As páginas do “Ípsilon” respiram as dúvidas e as contradições que marcam a pós-modernidade e as suas manifestações artísticas dominantes, assim como a relação interactiva entre a arte e o espectador. E expressam claramente o domínio dos EUA nas indústrias culturais, assim como ilustram a decadência europeia e, inclusive, a emergência do Brasil como pólo económico e cultural do século XXI. UM ESPELHO DO MUNDO CONTEMPORÂNEO
Em três edições consecutivas, que analisei, no último mês de Dezembro, o “Ípsilon” apresentou capas tematicamente distintas, mas reveladoras de um espelho do mundo contemporâneo. Na edição de 17 de Dezembro de 2010, é destacada uma peça de dança, do coreógrafo belga Alain Platel, em que os espectadores são desafiados a participar no espectáculo, traduzindo, afinal, o convite à proximidade e à interactividade de que a arte contemporânea é portadora, em absoluto contraste com a relação sacralizada entre as obras de arte e o espectador que marcou a arte moderna.

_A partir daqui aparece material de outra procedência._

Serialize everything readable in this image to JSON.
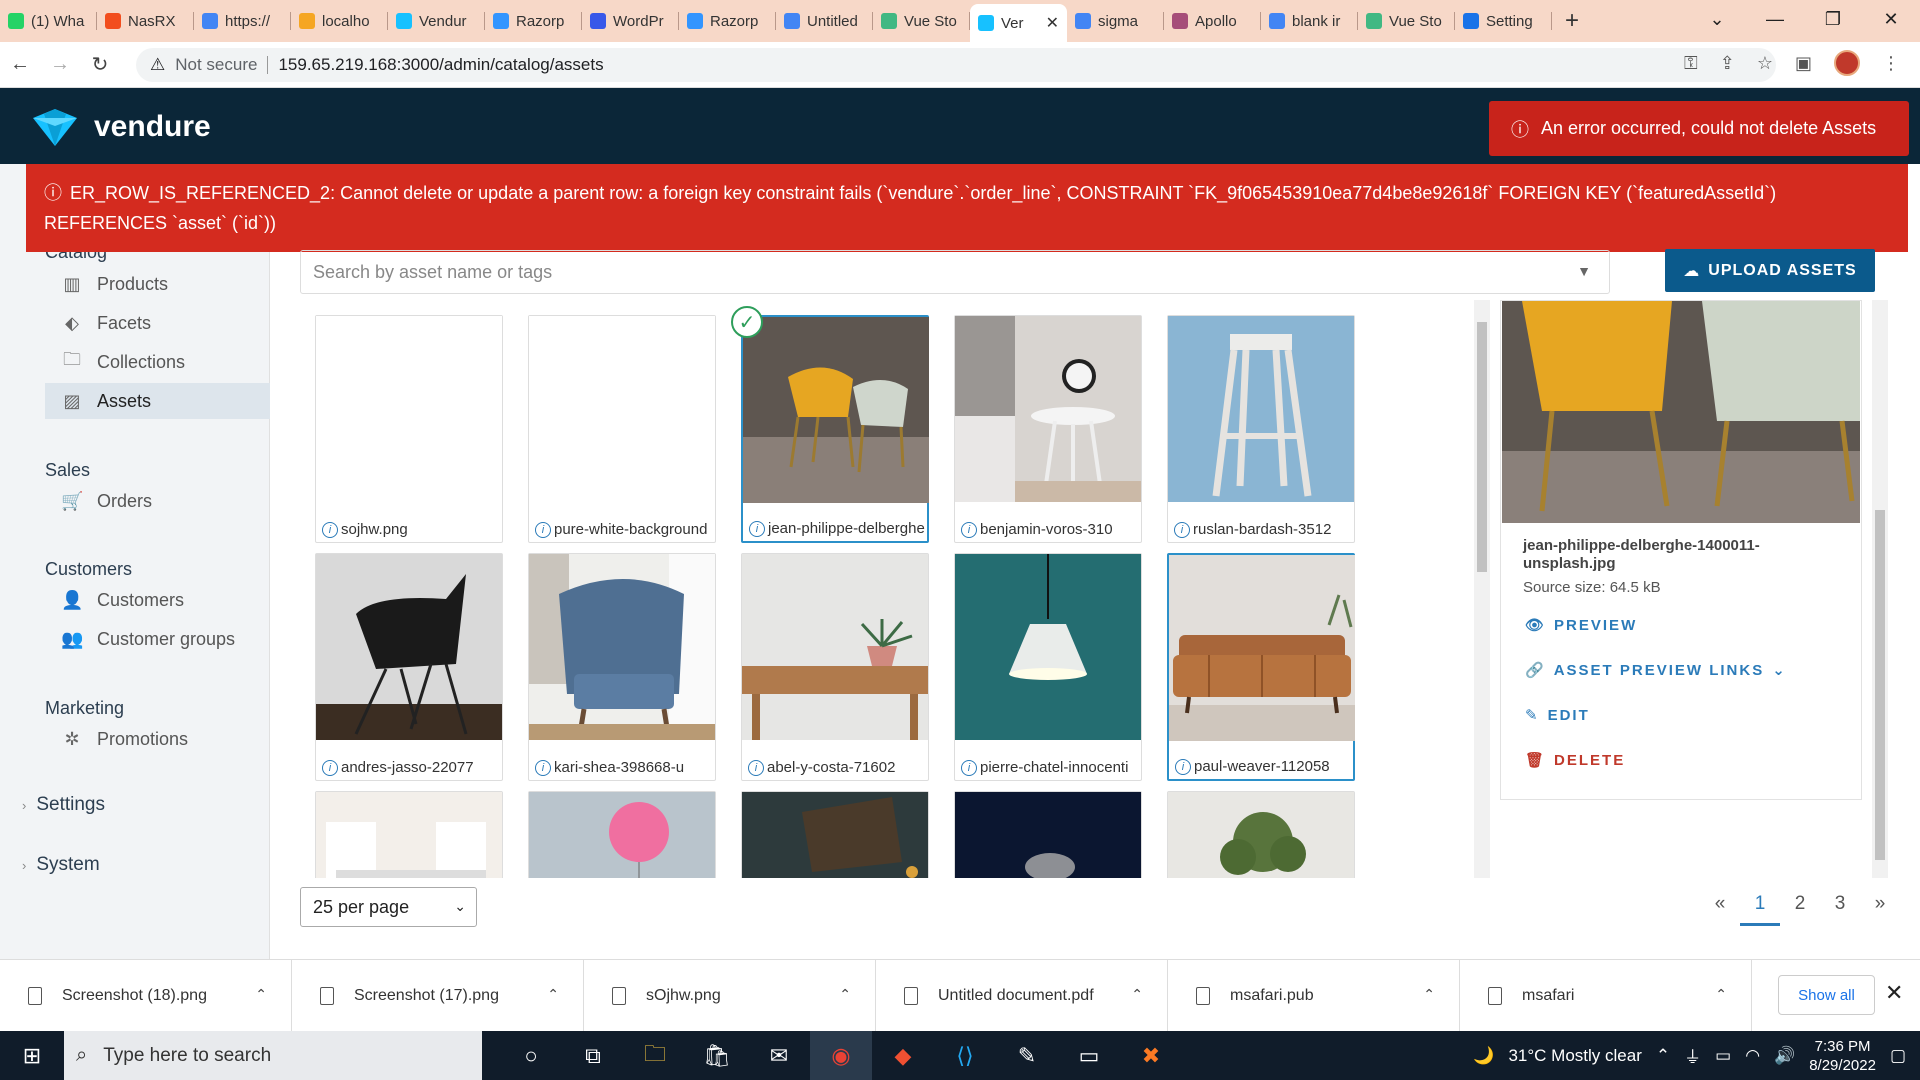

No dia 24, é destacado o novo álbum do “rapper” norte-americano Kanye West, considerado o melhor disco do artista e da música “hip-hop” de 2010 (embora, contraditoriamente, se refira também que “é irrelevante se este é o melhor álbum” do artista, sendo antes decisivo que tenha sido “o álbum em que ele atinge o cume em apoteose”…), cuja popularidade foi “ampliada via Twitter”, no ano “da afirmação definitiva das redes sociais”, dando-nos uma noção da força enorme da Internet como meio contemporâneo de difusão planetária das artes e dos artistas.
No dia 31, a capa do “Ípsilon” mostra um jovem a protestar perante um friso de polícias armados até aos dentes, “no fim de um ano que anuncia outro ainda pior”, para ilustrar uma análise aos movimentos revolucionários contemporâneos, que eclodiram em 2010 numa Europa fustigada pela crise, e que foram o ponto de partida para um artigo sobre uma música do britânico Derek Meins, que nos fala de uma geração farta da crise financeira e da ausência de respostas políticas adequadas.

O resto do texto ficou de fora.